When I went to move my old Ghia, I realized I left behind a big stack of ephemera.
Catalogs, magazines, random VW books and the like.
I don’t actually recall reading any of the magazine articles. And, looking at the front covers, I can’t believe I even purchased some of them without cringing from embarrassment. Do bikini girls really help sell car magazines?
The reality is that if you wanted to find rare VW parts in the pre-Google era, this is where you went. I don’t recall any of it now, but I think there was a time in my life when I could tell you exactly how much to pay for a piston set and where to buy it. Everyone that knows me can attest I’ve never been much of a gearhead – I just have a (very) soft spot for air-cooled VW’s.
Anyway, I’ve been going through the stack and if anyone out there wants some decade-old VW magazines or catalogs, just let me know. I honestly don’t know what anyone would do with a West Coast Metric catalog from 1996, but hey, you never know. Some are in great shape and some are not, but the price is right.
While we’re on the topic of Karmann Ghias, I may as well disclose my history of more VW nerdiness. Back in ’97 I decided to compile some of my then-Ghia obsession into a web site.

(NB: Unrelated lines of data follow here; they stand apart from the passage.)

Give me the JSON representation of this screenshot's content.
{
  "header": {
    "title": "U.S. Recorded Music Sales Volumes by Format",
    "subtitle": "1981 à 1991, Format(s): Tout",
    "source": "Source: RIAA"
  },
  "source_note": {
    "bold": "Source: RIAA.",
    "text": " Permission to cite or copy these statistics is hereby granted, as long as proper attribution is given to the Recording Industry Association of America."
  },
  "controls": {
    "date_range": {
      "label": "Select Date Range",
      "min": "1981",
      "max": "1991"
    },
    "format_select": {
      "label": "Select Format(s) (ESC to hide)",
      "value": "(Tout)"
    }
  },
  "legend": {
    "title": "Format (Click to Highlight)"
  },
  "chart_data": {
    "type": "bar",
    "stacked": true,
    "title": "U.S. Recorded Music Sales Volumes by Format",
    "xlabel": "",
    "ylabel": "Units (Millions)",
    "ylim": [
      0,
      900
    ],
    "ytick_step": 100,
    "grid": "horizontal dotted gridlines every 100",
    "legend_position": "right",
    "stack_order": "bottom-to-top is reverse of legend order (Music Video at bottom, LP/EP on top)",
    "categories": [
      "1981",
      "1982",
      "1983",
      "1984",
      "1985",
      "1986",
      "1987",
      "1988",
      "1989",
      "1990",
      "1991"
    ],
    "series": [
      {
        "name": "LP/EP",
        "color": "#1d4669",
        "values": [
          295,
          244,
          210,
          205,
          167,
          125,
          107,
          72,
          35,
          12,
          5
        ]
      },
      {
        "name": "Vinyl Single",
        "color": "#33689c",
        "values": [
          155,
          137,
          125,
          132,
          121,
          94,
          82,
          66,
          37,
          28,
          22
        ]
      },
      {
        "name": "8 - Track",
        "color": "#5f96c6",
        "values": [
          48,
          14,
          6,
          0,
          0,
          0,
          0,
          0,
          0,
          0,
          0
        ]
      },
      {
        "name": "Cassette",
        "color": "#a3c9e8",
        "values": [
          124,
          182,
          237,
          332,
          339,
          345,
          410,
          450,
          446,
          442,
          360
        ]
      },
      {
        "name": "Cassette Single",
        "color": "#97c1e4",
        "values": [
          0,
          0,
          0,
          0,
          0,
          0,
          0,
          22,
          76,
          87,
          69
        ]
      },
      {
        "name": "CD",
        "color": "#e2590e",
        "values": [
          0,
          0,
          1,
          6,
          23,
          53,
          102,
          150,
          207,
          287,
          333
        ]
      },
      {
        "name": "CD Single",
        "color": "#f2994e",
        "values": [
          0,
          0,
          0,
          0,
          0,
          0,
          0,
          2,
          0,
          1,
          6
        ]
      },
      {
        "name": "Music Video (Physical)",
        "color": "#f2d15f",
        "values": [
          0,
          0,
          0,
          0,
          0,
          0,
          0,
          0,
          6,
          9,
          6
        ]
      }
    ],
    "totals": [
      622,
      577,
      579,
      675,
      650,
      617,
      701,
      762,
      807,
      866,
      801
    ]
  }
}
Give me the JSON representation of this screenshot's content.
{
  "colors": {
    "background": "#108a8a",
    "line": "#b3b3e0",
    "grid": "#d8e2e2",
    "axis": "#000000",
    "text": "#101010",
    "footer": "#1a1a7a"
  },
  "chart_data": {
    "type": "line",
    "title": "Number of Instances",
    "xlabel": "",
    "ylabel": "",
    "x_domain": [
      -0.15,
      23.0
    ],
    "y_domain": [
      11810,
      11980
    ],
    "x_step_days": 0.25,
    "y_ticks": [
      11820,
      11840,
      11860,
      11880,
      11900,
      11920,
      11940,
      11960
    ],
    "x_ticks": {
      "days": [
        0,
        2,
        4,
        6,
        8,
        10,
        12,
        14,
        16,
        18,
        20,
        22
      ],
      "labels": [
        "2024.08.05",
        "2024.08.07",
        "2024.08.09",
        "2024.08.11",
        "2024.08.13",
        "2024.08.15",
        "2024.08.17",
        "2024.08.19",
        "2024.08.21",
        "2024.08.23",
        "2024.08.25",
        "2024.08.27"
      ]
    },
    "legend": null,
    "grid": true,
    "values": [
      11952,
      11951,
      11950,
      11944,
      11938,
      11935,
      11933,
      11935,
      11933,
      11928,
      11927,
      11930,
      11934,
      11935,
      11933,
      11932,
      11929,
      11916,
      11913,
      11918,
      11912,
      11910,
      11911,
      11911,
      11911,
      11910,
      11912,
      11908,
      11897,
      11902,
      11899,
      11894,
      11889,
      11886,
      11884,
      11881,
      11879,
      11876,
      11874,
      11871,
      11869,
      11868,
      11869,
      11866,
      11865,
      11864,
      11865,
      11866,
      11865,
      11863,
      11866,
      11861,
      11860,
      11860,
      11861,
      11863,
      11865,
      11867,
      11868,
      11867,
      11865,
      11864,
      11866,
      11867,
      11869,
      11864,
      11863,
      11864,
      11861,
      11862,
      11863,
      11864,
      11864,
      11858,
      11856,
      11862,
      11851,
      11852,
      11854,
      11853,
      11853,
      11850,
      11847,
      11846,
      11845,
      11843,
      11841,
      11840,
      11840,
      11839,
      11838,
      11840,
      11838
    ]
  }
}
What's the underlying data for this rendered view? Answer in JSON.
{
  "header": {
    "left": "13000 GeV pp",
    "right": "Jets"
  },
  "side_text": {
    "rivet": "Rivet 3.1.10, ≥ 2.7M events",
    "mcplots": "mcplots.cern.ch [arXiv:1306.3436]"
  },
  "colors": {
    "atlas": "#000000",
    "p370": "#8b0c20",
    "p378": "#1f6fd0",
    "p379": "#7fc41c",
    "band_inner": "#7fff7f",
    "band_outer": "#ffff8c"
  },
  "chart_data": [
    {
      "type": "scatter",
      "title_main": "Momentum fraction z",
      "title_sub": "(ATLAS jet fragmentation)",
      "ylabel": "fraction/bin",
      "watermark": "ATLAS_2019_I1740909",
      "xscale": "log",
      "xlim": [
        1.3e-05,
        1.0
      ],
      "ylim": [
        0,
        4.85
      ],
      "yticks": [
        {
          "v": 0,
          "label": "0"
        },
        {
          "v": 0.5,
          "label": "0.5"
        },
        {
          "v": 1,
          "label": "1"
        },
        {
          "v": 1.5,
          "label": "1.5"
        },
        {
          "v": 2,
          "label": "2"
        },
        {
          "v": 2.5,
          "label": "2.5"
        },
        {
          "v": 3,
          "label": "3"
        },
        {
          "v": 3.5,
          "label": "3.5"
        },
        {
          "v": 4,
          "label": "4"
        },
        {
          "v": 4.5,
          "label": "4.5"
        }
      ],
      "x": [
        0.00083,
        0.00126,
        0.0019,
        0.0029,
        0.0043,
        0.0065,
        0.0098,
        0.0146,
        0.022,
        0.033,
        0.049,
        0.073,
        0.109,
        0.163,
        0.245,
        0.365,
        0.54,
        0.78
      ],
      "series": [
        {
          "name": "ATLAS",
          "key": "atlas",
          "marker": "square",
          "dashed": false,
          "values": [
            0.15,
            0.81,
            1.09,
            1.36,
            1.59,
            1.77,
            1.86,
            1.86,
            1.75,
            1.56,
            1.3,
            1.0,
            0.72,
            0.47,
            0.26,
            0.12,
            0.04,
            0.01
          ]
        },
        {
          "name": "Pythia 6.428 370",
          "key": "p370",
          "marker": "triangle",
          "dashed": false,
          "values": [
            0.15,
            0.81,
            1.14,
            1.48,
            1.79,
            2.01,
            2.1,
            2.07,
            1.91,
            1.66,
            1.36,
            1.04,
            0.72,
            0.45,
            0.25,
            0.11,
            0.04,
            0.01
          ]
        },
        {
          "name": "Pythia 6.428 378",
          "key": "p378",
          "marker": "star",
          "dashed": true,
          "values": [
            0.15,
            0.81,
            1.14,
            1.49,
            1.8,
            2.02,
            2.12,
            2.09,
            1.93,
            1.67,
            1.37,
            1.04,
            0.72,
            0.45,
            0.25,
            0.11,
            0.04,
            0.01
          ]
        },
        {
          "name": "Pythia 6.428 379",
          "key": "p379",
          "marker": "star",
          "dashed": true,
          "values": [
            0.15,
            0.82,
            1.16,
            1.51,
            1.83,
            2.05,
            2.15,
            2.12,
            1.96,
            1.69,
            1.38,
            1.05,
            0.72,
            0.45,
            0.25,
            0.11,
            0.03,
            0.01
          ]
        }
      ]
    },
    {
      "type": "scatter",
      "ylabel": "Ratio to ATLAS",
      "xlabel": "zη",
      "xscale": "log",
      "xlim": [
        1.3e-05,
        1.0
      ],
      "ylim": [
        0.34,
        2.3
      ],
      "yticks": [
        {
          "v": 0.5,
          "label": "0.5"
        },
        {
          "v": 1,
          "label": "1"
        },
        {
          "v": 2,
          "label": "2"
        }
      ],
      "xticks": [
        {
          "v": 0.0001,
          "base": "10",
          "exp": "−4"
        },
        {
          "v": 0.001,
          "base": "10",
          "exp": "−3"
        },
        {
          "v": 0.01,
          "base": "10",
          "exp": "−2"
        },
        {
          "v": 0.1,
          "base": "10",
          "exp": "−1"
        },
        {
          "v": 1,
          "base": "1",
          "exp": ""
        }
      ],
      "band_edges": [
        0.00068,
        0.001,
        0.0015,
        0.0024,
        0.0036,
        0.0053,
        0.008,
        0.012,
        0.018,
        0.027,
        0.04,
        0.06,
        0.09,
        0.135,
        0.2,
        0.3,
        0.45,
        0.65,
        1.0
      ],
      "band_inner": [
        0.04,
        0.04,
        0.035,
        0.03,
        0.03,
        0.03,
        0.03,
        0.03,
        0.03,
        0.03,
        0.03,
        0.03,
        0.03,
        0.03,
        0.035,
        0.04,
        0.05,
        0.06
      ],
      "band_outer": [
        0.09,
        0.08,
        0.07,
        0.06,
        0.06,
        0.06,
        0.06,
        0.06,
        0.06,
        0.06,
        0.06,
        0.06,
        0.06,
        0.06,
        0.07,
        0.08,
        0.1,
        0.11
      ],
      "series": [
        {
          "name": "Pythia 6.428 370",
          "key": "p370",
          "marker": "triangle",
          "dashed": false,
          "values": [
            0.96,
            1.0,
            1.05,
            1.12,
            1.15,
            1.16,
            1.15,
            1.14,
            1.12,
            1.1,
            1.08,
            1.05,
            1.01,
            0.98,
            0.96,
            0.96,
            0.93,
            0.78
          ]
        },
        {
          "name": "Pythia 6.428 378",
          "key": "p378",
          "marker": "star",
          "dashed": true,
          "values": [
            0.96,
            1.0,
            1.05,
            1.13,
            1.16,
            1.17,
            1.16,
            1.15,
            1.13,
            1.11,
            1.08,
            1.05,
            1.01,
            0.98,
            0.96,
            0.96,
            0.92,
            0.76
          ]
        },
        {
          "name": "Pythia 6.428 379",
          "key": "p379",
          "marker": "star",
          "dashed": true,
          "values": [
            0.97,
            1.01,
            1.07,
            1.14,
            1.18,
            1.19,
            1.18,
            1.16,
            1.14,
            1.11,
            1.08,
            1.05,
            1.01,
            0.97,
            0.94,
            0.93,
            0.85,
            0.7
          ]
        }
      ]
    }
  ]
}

The thing is, I was on to other priorities not long after. Although it got a little attention at the time (featured in a British VW magazine I now forget) the site eventually disappeared when the servers died and that was the end of it.
Before we started this trip, we were in the process of purging all of our worldly possessions. In our basement was the dusty old box of computer stuff – including the floppy disc backups of all the HTML and images from the site. Floppys being the junk that they are, most had “read errors” and I could only partially restore the site (why, I still have no idea.) However, I was able to find some bits and pieces using the Internet WayBack Machine – an ambitious piece of internet archiving, if you ever need it.
Anyway, there it is if you are interested. The Factory Assembly section is neat if you look at nothing else. I really have no intention of doing much else with it other than just leaving it out there. Who knows. Maybe after our bus trip, we can do another one in our ’65 Ghia.